Figures 8 and 9 show the simulation images of fluid pressure variations in pores of Sample 1 and Sample 2, respectively. According to Figure 8, the high flow velocities of Sample 1 concentrate mainly in relatively wider throats. The flow velocity declines slowly with slight variations of flow pressure and a long duration of high pressure. Few pores are swept by fluids with a low degree of flushing. The content of remaining oil in free state is high, whereas it is low for the remaining oil in bound state. The content of movable remaining oil (movable remaining oil refers to the remaining oil that can be exploited under the current technological level and exploitation conditions) is relatively high but the oil displacement efficiency is low (Table 5). As shown in Figure 9, the high flow velocities of Sample 2 concentrate mainly in the relatively narrower throats. The flow velocity declines quickly with great variations of flow pressure and a shorter duration of high pressure as well. More pores are swept by fluids with a higher degree of flushing. Compared with that of Sample 1, the content of the remaining oil in bound state is higher but it is lower for the remaining oil in free state. The content of movable remaining oil is lower with higher oil displacement efficiency (Table 5).

Table 5: The remaining oil distribution and displacement efficiency in different microscopic flow field.
Figure 8: Simulation results of pore pressure decline of Sample 1.
Figure 9: Simulation results of pore pressure decline of Sample 2.

In Table 5, bound state refers to the remaining oil which is adsorbed on the particle surface, including state of thin film on pore surface, particle adsorbing, and slit; semibound state refers to the remaining oil which is in the outer layer of bound state or far from pore surface, including cant state. Free state refers to the remaining oil which is retained far from pore surface, including cluster state and intergranular adsorbing state.

6. Conclusions

(1)The microscopic flow characteristics of fluid in core pores are closely related to the pore structures and heterogeneity of throat. In the core with stronger heterogeneity of both grain size and throat, the high flow velocities tend to occur in the relatively wider throats with great differentiation of flow velocities. The dominant passages are developed in high capacity channels and the detour flows are created in large porous channels. By contrast, the isolated islands are formed in small porous channels. The flow velocity declines slowly with slight variations of flow pressure and a long duration of high pressure. The efficient sweep area is small with a low degree of flushing.(2)In the core with weaker heterogeneity of both grain size and throat, the high flow velocities also develop in the relatively narrower throats with little differentiation of flow velocities.
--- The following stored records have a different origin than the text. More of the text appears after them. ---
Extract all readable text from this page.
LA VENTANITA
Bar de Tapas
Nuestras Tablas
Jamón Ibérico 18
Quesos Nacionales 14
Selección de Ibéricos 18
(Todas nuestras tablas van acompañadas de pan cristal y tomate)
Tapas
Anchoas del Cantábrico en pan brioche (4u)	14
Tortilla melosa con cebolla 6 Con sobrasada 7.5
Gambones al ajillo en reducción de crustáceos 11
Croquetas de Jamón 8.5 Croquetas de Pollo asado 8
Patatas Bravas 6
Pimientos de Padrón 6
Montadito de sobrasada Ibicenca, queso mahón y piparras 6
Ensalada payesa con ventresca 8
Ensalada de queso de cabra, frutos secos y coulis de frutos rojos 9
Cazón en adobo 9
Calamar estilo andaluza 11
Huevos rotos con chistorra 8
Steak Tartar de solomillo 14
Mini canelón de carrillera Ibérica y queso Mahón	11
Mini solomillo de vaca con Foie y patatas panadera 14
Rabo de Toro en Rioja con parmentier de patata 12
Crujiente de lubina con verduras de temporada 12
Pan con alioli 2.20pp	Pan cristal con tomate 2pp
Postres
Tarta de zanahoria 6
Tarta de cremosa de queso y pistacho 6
The development of detour flows is weaker in large porous channels. The flow velocity declines quickly with greater variations of flow pressure and a shorter duration of high pressure. The efficient sweep area is larger with a higher degree of flushing.(3)The microscopic flow characteristics of fluid in core pores have a significant influence on the distribution and formation of the remaining oil. In the core with stronger heterogeneity of grain size and throat, the microscopic remaining oil is mainly distributed in cluster state by microscopic fingering of fluids flow and detour flows. The content of the remaining oil is larger with lower oil displacement efficiency.(4)In the core with weaker heterogeneity of grain size and throat, the remaining oil is mainly distributed in microscopic water flooded area in state of thin film on pore surface. The content of the remaining oil is lower with higher oil displacement efficiency.

Conflicts of Interest

The authors declare that they have no conflicts of interest.

Acknowledgments

This study was supported by the National Science and Technology Major Project (Grant no. 2016ZX05054013). The authors are grateful to Dr. Ge Lin and Feng Guo for their careful reviews, comments, suggestions.